Die Träume derer, die nichts zu sagen habe

Predigt zum Pfingstmontag 2004 (Joel 3,1-5)

Einleitung

Bei einer Priesterfortbildung meinte ein alter Pfarrer: Wenn ich Bischof wäre, dann würde ich wichtigen Entscheidungen für die Zukunft sagen: Jetzt verlassen alle, die über 50 sind, den Raum – und lassen diejenigen zu Wort kommen, die von Entscheidungen betroffen sind, die wir heute fällen.
In meinen Augen ein wirklich pfingstlicher Vorschlag – ganz auf den Spuren der recht unbekannten Pfingstlesung aus dem Prophetenbuch Joel.

Predigt

Ich habe den Eindruck: Egal ob in der Kirche oder in der Politik, in der Wirtschaft oder in sozialen Fragen: Wir sitzen in einem Loch.

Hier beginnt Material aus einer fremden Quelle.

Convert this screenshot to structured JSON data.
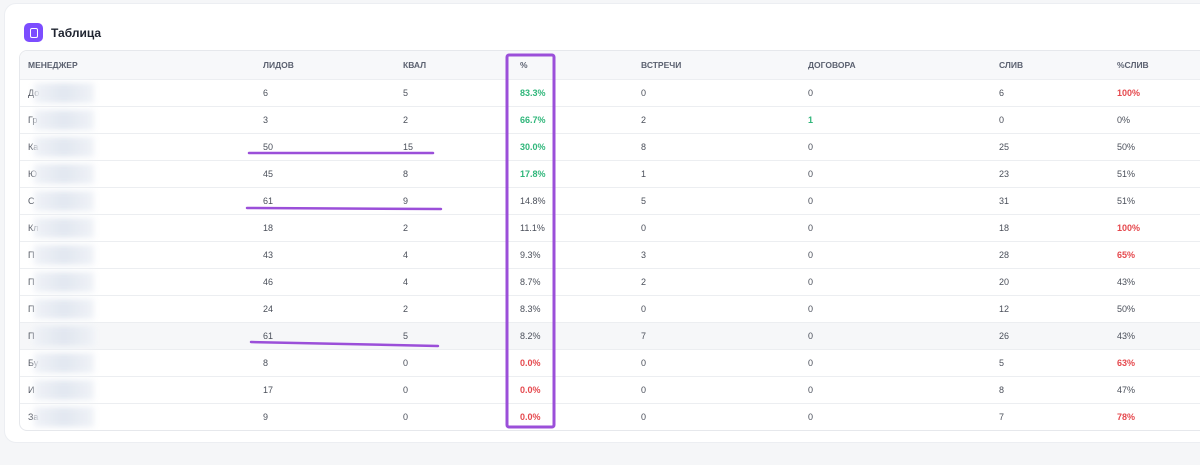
{
  "card": {
    "title": "Таблица",
    "icon": "clipboard-icon"
  },
  "columns": [
    "МЕНЕДЖЕР",
    "ЛИДОВ",
    "КВАЛ",
    "%",
    "ВСТРЕЧИ",
    "ДОГОВОРА",
    "СЛИВ",
    "%СЛИВ"
  ],
  "rows": [
    [
      "До",
      "6",
      "5",
      "83.3%",
      "0",
      "0",
      "6",
      "100%"
    ],
    [
      "Гр",
      "3",
      "2",
      "66.7%",
      "2",
      "1",
      "0",
      "0%"
    ],
    [
      "Ка",
      "50",
      "15",
      "30.0%",
      "8",
      "0",
      "25",
      "50%"
    ],
    [
      "Ю",
      "45",
      "8",
      "17.8%",
      "1",
      "0",
      "23",
      "51%"
    ],
    [
      "С",
      "61",
      "9",
      "14.8%",
      "5",
      "0",
      "31",
      "51%"
    ],
    [
      "Кл",
      "18",
      "2",
      "11.1%",
      "0",
      "0",
      "18",
      "100%"
    ],
    [
      "П",
      "43",
      "4",
      "9.3%",
      "3",
      "0",
      "28",
      "65%"
    ],
    [
      "П",
      "46",
      "4",
      "8.7%",
      "2",
      "0",
      "20",
      "43%"
    ],
    [
      "П",
      "24",
      "2",
      "8.3%",
      "0",
      "0",
      "12",
      "50%"
    ],
    [
      "П",
      "61",
      "5",
      "8.2%",
      "7",
      "0",
      "26",
      "43%"
    ],
    [
      "Бу",
      "8",
      "0",
      "0.0%",
      "0",
      "0",
      "5",
      "63%"
    ],
    [
      "И",
      "17",
      "0",
      "0.0%",
      "0",
      "0",
      "8",
      "47%"
    ],
    [
      "За",
      "9",
      "0",
      "0.0%",
      "0",
      "0",
      "7",
      "78%"
    ]
  ],
  "styles": {
    "pct": [
      "green",
      "green",
      "green",
      "green",
      "",
      "",
      "",
      "",
      "",
      "",
      "red",
      "red",
      "red"
    ],
    "dogovor": [
      "",
      "green",
      "",
      "",
      "",
      "",
      "",
      "",
      "",
      "",
      "",
      "",
      ""
    ],
    "sliv_pct": [
      "red",
      "",
      "",
      "",
      "",
      "red",
      "red",
      "",
      "",
      "",
      "red",
      "",
      "red"
    ]
  },
  "highlighted_row": 9,
  "colors": {
    "accent": "#7c4dff",
    "positive": "#2fb67a",
    "negative": "#e5484d",
    "annotation": "#9b4fd9"
  }
}
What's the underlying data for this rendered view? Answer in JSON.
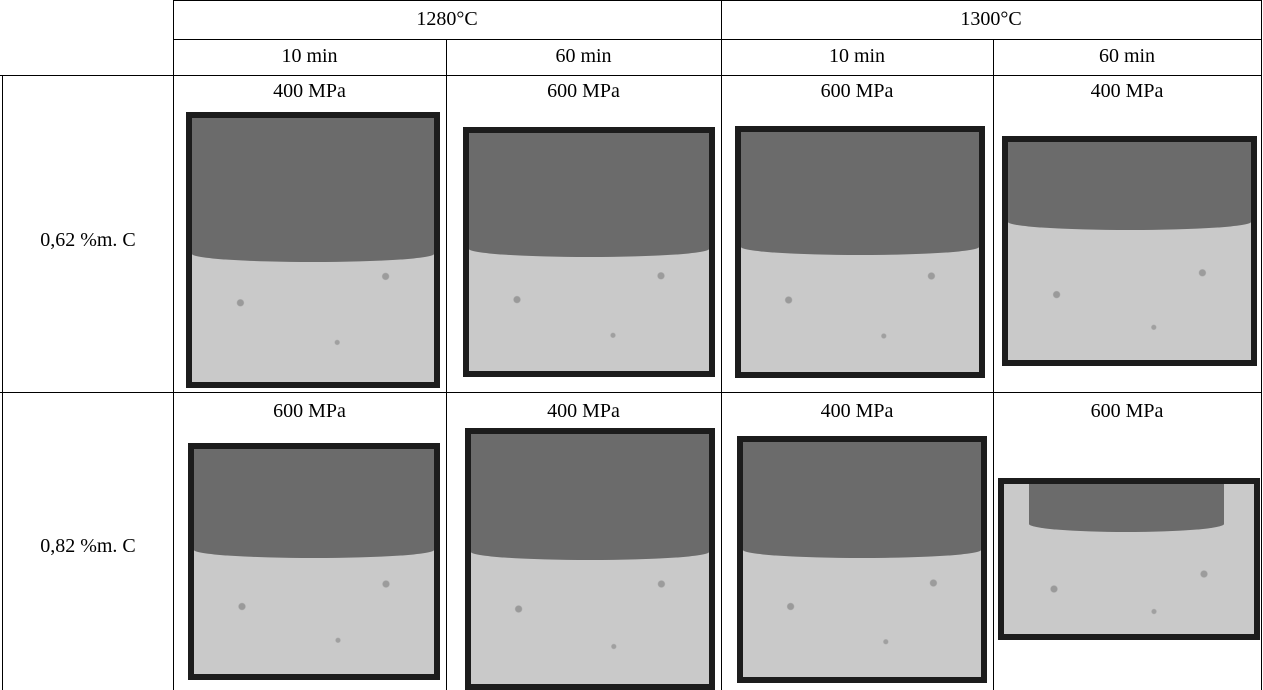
{
  "table": {
    "temperatures": [
      "1280°C",
      "1300°C"
    ],
    "times": [
      "10 min",
      "60 min",
      "10 min",
      "60 min"
    ],
    "rows": [
      {
        "label": "0,62 %m. C",
        "pressures": [
          "400 MPa",
          "600 MPa",
          "600 MPa",
          "400 MPa"
        ]
      },
      {
        "label": "0,82 %m. C",
        "pressures": [
          "600 MPa",
          "400 MPa",
          "400 MPa",
          "600 MPa"
        ]
      }
    ]
  }
}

Nichts geht voran. Allgemeine Ratlosigkeit vereint Deutschland zur Zeit. Allen ist klar, dass es so nicht weitergehen kann. Aber was tun? Was bringt den Durchbruch? Welche Wege führen aus dem Loch heraus? Es gibt keine Perspektive, die wirklich alle überzeugt.
Manchmal haben wir den Eindruck: Jetzt kommt das große Zauberwort. Monatelang wurde vor ein paar Jahren in den Medien von dem „Ruck“ gesprochen, der durch Deutschland gehen muss. Roman Herzog hat mit seiner berühmten Rede alle aufgerüttelt. Er hat klar gemacht: Es gibt nur eine Perspektive: Wir sind alle dran. Alle müssen am gleichen Strang ziehen. Es darf kein Leben auf Kosten anderer geben. Es kann nicht sein, dass die unteren Schichten nur frustriert den Finger auf „die da oben“ richten und sagen: Die leben doch nur auf unsere Kosten, stecken die großen Gehälter ein und wirtschaften nur in ihre eigene Tasche. Und es kann auch nicht sein, dass umgekehrt „die da oben“ nach unten zeigen und sagen: Es müsste viel mehr Eigeninitiative geben und nicht nur auf die Sozialsysteme gepocht werden.
Aber leider: Vom „Ruck“ wurde zwar viel gesprochen. Aber „gerückt“ hat sich nichts. Kein Weg aus dem Loch. Die gleiche Lethargie nach wie vor. Keine großen Perspektiven.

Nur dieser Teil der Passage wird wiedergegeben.